For 40 years I did not attend any type of public gathering for a cause…. No protests, no vigils, no walks. This year I am on number 3. The Women’s March in D.C. will likely never by topped. What an amazing experience. I then stood with other protesters in the snow at GR Ford Airport to protest the Muslim Travel Ban. Immigration is very important to me and I was proud to stand there with my sign (except I had a word spelled wrong on it…shame on me). Last night I decided to “Stand with Solidarity” in support of Charlottesville. I hemmed and hawed about going, but ultimately met up with a friend as we both came to the conclusion that we have to stand for equality.

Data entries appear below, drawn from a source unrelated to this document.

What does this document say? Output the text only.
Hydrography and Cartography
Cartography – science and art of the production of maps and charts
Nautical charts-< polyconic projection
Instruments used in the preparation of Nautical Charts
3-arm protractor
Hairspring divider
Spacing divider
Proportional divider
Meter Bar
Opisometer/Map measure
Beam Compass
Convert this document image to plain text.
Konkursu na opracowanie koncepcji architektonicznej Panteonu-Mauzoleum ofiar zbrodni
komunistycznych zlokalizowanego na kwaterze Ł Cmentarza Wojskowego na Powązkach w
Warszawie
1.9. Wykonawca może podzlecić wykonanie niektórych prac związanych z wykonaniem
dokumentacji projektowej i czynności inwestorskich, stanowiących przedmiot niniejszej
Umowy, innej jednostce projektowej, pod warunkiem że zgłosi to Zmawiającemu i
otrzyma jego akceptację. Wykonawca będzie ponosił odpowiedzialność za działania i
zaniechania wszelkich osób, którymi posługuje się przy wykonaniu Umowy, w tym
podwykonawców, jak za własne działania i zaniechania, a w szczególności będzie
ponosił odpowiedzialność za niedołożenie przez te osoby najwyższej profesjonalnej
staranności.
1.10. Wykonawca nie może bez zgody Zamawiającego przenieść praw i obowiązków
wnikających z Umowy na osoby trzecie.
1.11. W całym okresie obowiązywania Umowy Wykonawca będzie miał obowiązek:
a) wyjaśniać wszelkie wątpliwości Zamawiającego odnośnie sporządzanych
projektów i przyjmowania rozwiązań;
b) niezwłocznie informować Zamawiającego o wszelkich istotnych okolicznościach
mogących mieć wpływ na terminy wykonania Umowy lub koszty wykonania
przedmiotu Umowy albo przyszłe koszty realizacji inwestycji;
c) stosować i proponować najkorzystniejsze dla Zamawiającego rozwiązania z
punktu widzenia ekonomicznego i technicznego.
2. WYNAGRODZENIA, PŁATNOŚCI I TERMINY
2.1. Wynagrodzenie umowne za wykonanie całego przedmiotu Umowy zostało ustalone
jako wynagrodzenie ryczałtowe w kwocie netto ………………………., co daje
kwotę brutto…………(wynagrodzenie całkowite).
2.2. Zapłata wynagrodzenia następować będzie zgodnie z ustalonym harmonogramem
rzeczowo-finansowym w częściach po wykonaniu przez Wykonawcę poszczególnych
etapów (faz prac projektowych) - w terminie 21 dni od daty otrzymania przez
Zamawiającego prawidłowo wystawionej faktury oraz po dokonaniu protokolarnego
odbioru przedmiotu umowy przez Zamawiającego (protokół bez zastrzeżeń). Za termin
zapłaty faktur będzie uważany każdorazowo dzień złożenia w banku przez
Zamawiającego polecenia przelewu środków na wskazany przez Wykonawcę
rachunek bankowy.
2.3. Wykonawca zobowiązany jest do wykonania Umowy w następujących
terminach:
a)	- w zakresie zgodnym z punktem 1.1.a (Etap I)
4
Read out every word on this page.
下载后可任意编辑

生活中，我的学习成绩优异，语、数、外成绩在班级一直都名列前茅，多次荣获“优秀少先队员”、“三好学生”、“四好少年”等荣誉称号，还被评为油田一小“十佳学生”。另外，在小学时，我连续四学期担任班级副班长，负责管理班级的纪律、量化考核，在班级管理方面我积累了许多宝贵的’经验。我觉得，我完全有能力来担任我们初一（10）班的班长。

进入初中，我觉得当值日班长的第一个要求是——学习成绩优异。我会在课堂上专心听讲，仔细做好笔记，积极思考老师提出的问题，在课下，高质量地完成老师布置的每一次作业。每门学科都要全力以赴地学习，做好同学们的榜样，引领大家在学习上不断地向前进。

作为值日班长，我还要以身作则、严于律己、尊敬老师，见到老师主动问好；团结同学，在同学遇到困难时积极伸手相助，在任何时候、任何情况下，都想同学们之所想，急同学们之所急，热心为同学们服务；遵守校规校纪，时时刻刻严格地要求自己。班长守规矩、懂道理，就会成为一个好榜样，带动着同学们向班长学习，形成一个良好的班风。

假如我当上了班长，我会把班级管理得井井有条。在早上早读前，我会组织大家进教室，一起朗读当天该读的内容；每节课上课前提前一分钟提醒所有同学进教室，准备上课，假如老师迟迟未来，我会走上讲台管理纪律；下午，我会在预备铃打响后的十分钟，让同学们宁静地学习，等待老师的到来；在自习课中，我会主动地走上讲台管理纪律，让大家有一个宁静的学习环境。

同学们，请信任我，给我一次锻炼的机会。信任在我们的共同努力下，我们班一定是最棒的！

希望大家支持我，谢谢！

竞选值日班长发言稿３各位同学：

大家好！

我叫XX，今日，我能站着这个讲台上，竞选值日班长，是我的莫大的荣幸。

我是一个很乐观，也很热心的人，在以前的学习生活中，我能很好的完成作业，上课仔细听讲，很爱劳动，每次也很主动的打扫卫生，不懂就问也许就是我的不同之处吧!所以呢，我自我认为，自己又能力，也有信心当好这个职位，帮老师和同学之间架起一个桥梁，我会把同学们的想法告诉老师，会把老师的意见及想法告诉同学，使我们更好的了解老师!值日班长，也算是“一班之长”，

We cannot allow White Supremacy to be tolerated.
We strolled into Rosa Park Circle with other “standers” wearing black. There were signs and flags and a comforting police presence. There were a lot of white people. There were inspiring speakers who challenged us to keep the conversation going. The first speaker started by saying “We are standing on stolen ground”. Which is such a hard truth. There were speakers who talked about love. In fact the overwhelming message was this: We will not tolerate hate and to combat it, we will love. But as it is said, actions speak louder that words.
There were two men wandering around, both in full camo, both visibly wearing guns. Now I am 100% not cool with that. Guns, visible or not, should stay at home. Or even better, stay with the police. And I will be the first to tell you, no matter what these guy’s motivation was, I wanted them out.
But I was not at all happy about what happened. A speaker decided to vote if these guys should leave. Then people started screaming about these guys leaving. Then people surrounded them and screamed and chanted at them to leave. Literally seconds after preaching love, people started to hate.
I wanted these guys gone. Their agenda was not white supremacy, but it was also not Standing in Solidarity. Not the time. Not the place. But a perfect test to those of us who showed up and wanted to send a message to Charlottesville, to White Supremacists, to those who don’t see racism alive and well in this community. And we failed the test. We changed the agenda. We made it about something else completely.
I marched. I walked and contemplated the horror of Charlottesville. But I was dismayed. I lost my zest and passion for what I was marching for. My hope was to stand with Charlottesville. Show them the support from our community. Let them know we are watching, paying attention. Let them know that we do not tolerate hate. And that message was drowned out. Because, you guessed it, hate.